Moss also remembered Noujaim’s gift for collaboration, her ability to connect with people, and her “fantastic sense of what a good documentary story might be. … People trust her, and she doesn’t betray their trust, yet she makes a strong film. She has a real curiosity of what the world is like. She wants to know who you are as a person. She has this interest and sense of empathy.”
As an undergraduate, Oppenheimer had a “wildly imaginative” side that shone through, Moss recalled. “It’s just this very complex view of the world, and that complex view of the world combined with his fantascially imaginative way of representing things, and a fearlessness of image making. All of those things, which are so apparent in ‘The Act of Killing,’ were apparent when he was an undergraduate.”
In addition to their individual skills and talents, Moss said the trio shares a trait critical for anyone hoping to succeed in a competitive industry: a capacity to meet setbacks with tenacity, indeed with “an inability to finish a project until it’s done.”
“It’s very tempting to step out of a project. You are exhausted. You are broke. You’ve exhausted your ideas. You don’t think the film is as good as you think it should be, but you don’t know where it should go,” said Moss. “Then there are people who say it’s not done and I’m not going to finish it until it is done. I think that’s true for the three of them.”
Moss pointed to Noujaim’s work with “The Square” as an example of that tireless drive to get it right. While she was en route to the 2013 Sundance Film Festival —where her film eventually won the audience award in the world cinema documentary category — a new wave of riots erupted in Cairo as protesters demanded that Egypt’s recently elected president Mohammed Morsi step down. Noujaim and her production team returned to Egypt, filmed the protests, and reedited the film with the fresh material.

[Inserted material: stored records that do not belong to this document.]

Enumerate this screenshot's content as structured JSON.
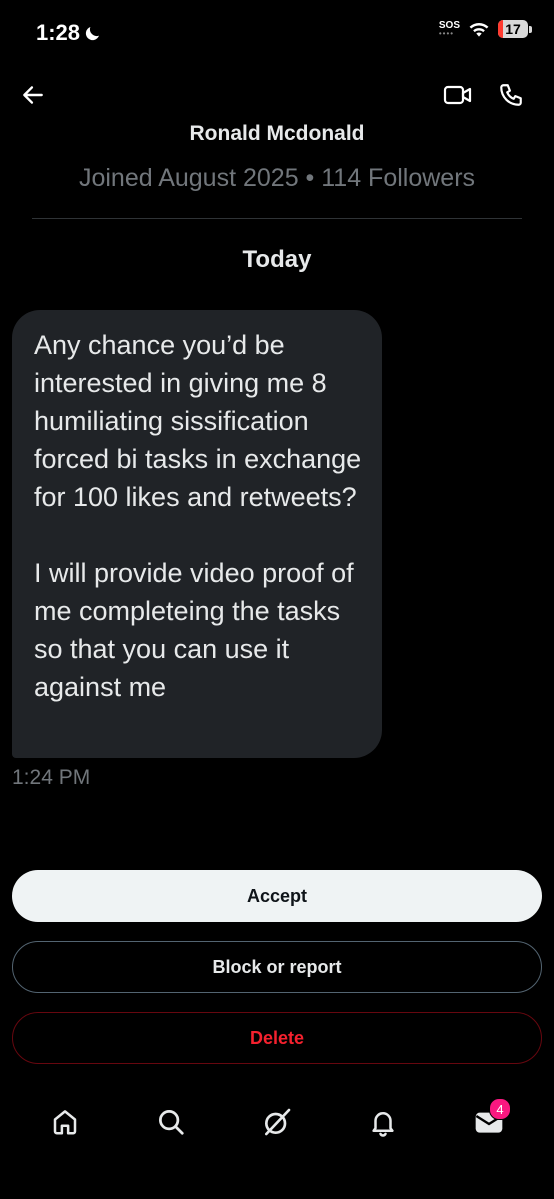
{
  "status_bar": {
    "time": "1:28",
    "sos": "SOS",
    "battery": "17",
    "battery_level": 0.17
  },
  "header": {
    "back_icon": "arrow-left-icon",
    "video_icon": "video-camera-icon",
    "phone_icon": "phone-icon"
  },
  "profile": {
    "name": "Ronald Mcdonald",
    "meta": "Joined August 2025 • 114 Followers"
  },
  "conversation": {
    "date_label": "Today",
    "message": {
      "paragraph_1": "Any chance you’d be interested in giving me 8 humiliating sissification forced bi tasks in exchange for 100 likes and retweets?",
      "paragraph_2": "I will provide video proof of me completeing the tasks so that you can use it against me",
      "time": "1:24 PM"
    }
  },
  "actions": {
    "accept": "Accept",
    "block_or_report": "Block or report",
    "delete": "Delete"
  },
  "bottom_nav": {
    "items": [
      "home-icon",
      "search-icon",
      "grok-icon",
      "notifications-icon",
      "messages-icon"
    ],
    "messages_badge": "4"
  },
  "colors": {
    "background": "#000000",
    "bubble": "#202327",
    "muted_text": "#71767b",
    "delete_red": "#f4212e",
    "badge_pink": "#f91880"
  }
}
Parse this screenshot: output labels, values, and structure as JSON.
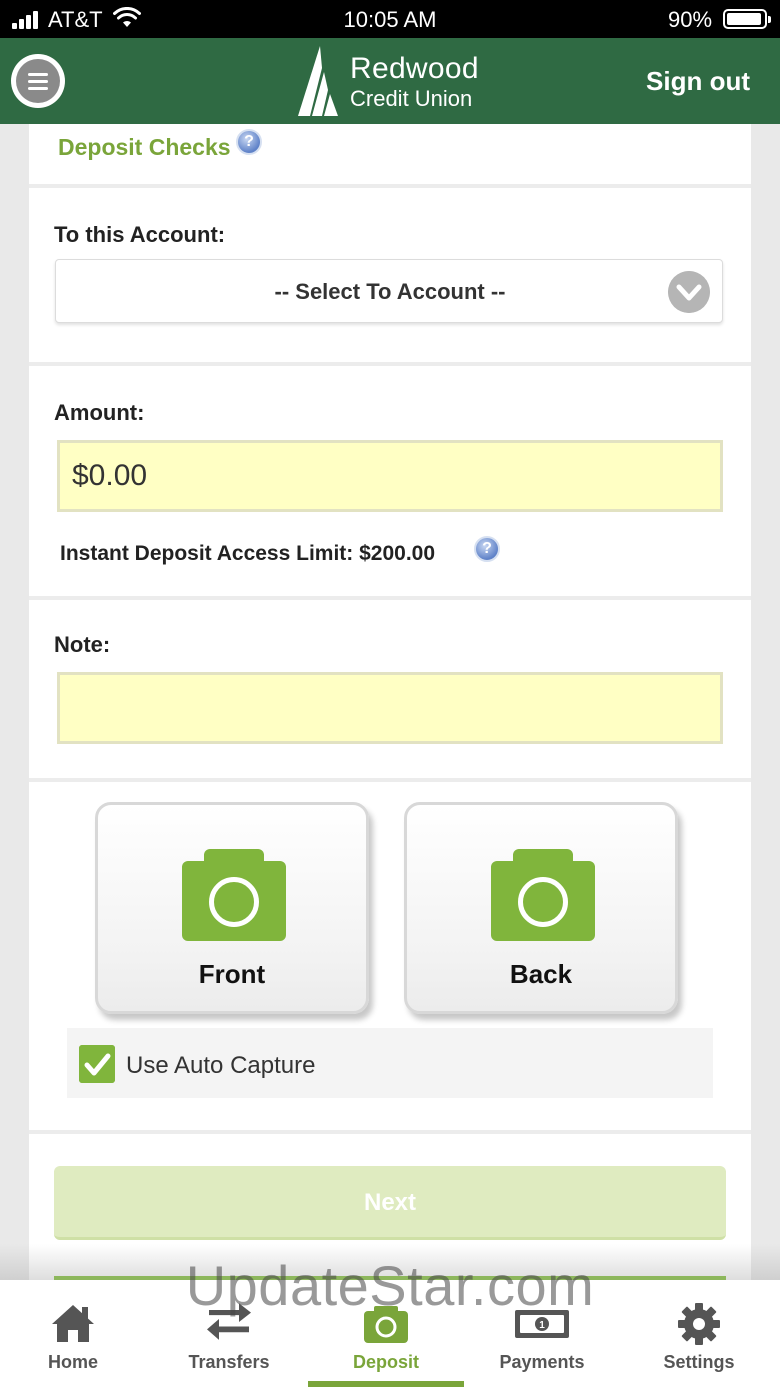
{
  "status_bar": {
    "carrier": "AT&T",
    "time": "10:05 AM",
    "battery": "90%",
    "battery_level": 0.9
  },
  "header": {
    "logo_line1": "Redwood",
    "logo_line2": "Credit Union",
    "sign_out": "Sign out",
    "brand_color": "#2f6a43"
  },
  "deposit": {
    "title": "Deposit Checks",
    "help_glyph": "?",
    "to_account_label": "To this Account:",
    "to_account_value": "-- Select To Account --",
    "amount_label": "Amount:",
    "amount_value": "$0.00",
    "limit_text": "Instant Deposit Access Limit: $200.00",
    "note_label": "Note:",
    "note_value": "",
    "front_label": "Front",
    "back_label": "Back",
    "auto_capture_label": "Use Auto Capture",
    "auto_capture_checked": true,
    "next_label": "Next",
    "accent_color": "#7aa53a"
  },
  "tabs": [
    {
      "label": "Home",
      "icon": "home-icon"
    },
    {
      "label": "Transfers",
      "icon": "transfers-icon"
    },
    {
      "label": "Deposit",
      "icon": "camera-icon",
      "active": true
    },
    {
      "label": "Payments",
      "icon": "cash-icon"
    },
    {
      "label": "Settings",
      "icon": "gear-icon"
    }
  ],
  "watermark": "UpdateStar.com"
}
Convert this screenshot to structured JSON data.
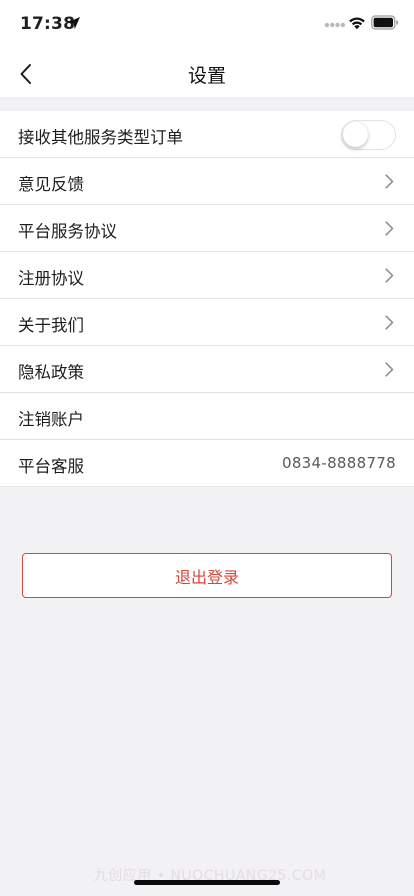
{
  "status_bar": {
    "time": "17:38",
    "icons": [
      "location-arrow-icon",
      "signal-dots-icon",
      "wifi-icon",
      "battery-icon"
    ]
  },
  "nav": {
    "title": "设置",
    "back_icon": "chevron-left-icon"
  },
  "settings": {
    "items": [
      {
        "label": "接收其他服务类型订单",
        "type": "toggle",
        "toggle_on": false
      },
      {
        "label": "意见反馈",
        "type": "link"
      },
      {
        "label": "平台服务协议",
        "type": "link"
      },
      {
        "label": "注册协议",
        "type": "link"
      },
      {
        "label": "关于我们",
        "type": "link"
      },
      {
        "label": "隐私政策",
        "type": "link"
      },
      {
        "label": "注销账户",
        "type": "plain"
      },
      {
        "label": "平台客服",
        "type": "value",
        "value": "0834-8888778"
      }
    ]
  },
  "logout": {
    "label": "退出登录",
    "color": "#d9453b"
  },
  "watermark": {
    "text": "九创应用 • NUOCHUANG25.COM"
  },
  "colors": {
    "background": "#f2f2f4",
    "accent": "#d9453b",
    "row_bg": "#ffffff"
  }
}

“She stayed with it,” said Moss, “and the story became far more complex.”
Oppenheimer recalled his formative years at Harvard, saying Moss and other VES faculty “really pushed us to explore what filmmaking can be, ought to be, might be. And for me that meant exploring the boundaries between documentary and fiction.”
“The Act of Killing,” which captures former leaders of Indonesian death squads- reenacting their horrific crimes, starts off as a type of documentary, but ends “in a place of, really, fever dream.”
While Moss has received much media attention recently because of his connection to the three filmmakers, both he and his former students note the strength of the program itself, and point to other faculty who have served as influential mentors.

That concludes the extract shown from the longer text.